Sunday, February 16, 2014

Sky Crawlers

In general I don’t blog about movies except Miyazaki movies.  I’m going to blog about a movie today though because this one made me think about it for a while after I watched it. 

Sky Crawlers follows the lives of several people stationed at an airbase between the raids and battles they fight.  The base’s commanding officer (CO) is a woman named Kusanagi.  Kusanagi is unfriendly and fairly cold to everyone, including the newest ace pilot to be stationed at the base, a guy named Kannami.  Kusanagi also has a daughter at the base, who actually looks to be nearly her own age and is initially introduced as her sister.   As the movie progresses, Kusanagi even occasionally seems out and out insane, as she threatens to kill Kannami.  
Kannami is the newest fighter pilot to arrive at the base, and he’s essentially learning the ropes and meeting the other fighters and support staff.  Much of the movie involves the interactions between these people, while you’re trying to figure out what’s going on with the commanding officer.  There are several mysteries centered around Kusanagi, like whether she’s a Kildren, whether she personally killed Jinro (the pilot who was there before Kannami), why she has a child, why she apparently hates Kannami, etc. You also get to see some of the bigwigs planning battles and raids that the fighters will be sent on. 
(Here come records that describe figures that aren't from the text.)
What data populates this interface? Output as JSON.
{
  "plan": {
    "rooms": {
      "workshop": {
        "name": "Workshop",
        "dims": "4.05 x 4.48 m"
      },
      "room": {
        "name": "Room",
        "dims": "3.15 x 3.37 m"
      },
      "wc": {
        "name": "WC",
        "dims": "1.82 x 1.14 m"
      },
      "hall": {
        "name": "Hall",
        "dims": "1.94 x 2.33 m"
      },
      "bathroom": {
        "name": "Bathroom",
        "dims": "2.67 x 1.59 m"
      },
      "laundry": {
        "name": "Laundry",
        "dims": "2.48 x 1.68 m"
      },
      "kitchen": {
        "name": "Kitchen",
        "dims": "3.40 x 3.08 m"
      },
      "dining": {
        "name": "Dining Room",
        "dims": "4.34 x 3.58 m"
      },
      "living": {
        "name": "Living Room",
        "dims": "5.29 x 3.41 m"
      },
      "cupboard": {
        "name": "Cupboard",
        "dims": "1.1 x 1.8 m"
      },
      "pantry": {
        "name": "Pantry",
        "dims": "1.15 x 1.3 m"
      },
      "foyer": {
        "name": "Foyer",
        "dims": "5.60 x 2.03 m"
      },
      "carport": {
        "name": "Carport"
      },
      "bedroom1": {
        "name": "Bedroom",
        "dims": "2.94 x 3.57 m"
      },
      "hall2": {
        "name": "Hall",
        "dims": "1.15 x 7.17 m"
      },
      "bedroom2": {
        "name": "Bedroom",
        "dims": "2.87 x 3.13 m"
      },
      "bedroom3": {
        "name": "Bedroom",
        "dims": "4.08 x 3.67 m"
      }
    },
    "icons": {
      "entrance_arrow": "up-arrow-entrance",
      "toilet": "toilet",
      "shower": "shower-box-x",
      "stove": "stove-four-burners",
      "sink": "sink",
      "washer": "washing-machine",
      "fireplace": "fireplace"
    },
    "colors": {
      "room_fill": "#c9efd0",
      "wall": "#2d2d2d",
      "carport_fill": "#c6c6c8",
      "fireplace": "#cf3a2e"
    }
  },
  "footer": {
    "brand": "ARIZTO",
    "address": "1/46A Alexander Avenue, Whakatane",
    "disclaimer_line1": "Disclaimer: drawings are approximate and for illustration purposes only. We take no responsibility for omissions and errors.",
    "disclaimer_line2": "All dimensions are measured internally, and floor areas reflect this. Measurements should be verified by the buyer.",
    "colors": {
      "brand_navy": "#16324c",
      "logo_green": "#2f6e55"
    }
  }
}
Here’s the kicker and bottom line of the movie:  The fighter pilots are all clones, manufactured humans called Kildren, who are created to never age beyond their teens. The world is actually at peace, but because of people’s aggressive natures, private corporations hire out to fight battles using the Kildren.  It doesn’t matter to the bigwigs if the Kildren die, because they’re entirely replaceable.  Whenever one is killed in battle, his clone is commissioned and arrives at the base.  Kusanagi, the CO, is a Kildren and a fighter pilot, but she is apparently such a good fighter pilot that she’s the only Kildren who has lived long enough to see the same clones over again and figure out what's going on.  Plus she became pregnant and had a child.  The Kildren are not supposed to have children.  It seems that when that happened she was given the base to run.  The movie never says so, but her one-time CO was a normal human pilot called the Teacher, and she hates him and tries to shoot him down whenever possible, so you wonder if he is the father of her child.
The rumor around the base is that Kusanagi killed Kannami’s predecessor clone, Jinro, and it turns out she did, at his request.  Kusanagi learned the secret of the clones, including their reason for existence and the sum of their existence.  Now all she can do now is watch the same people arrive, and be killed and re-commissioned and arrive again.  Most clones don’t realize it because they are killed often enough and stationed at different enough bases not to run into the same person they knew before as a new clone very often.  Her daughter is essentially the only naturally born human on the base.  Kannami’s predecessor clone, Jinro,  and Kusanagi fell in love and Jinro asked Kusanagi to kill him to try to break the pattern that rules the lives of the Kildren, but that approach obviously didn’t work.

Freaky, huh?  On soooooooooo many levels.  For instance, that the bigwigs are keeping a war going by growing their own soldiers to continuously fight in it.  And the way they let you figure all this out is interesting.   Letting you get to see characteristics of the various pilots and then pilots are killed and their somewhat look-alike shows up with their same mannerisms.  The bottom line is kind of horrifying and disturbing, and makes you feel bad about thinking the CO was a nut-job all along.  
After Kannami and Kusanagi come to terms and start liking each other, he flies off to battle and is killed by the Teacher.  You get the feeling that any clone that begins to learn too much will come up against the Teacher and be eliminated, which probably also explains Kusanagi’s hatred of him.  The movie ends with Kannami’s replacement clone arriving at the base and being greeted by Kusanagi.  It’s not a comfortable or satisfying ending.  In fact the movie is disturbing enough to keep me thinking about various aspects of it for a long time after I watched it.  But the music is wonderful (by Kawai Kenji), and I do like anime that makes me think, so I suppose I’m glad I watched it.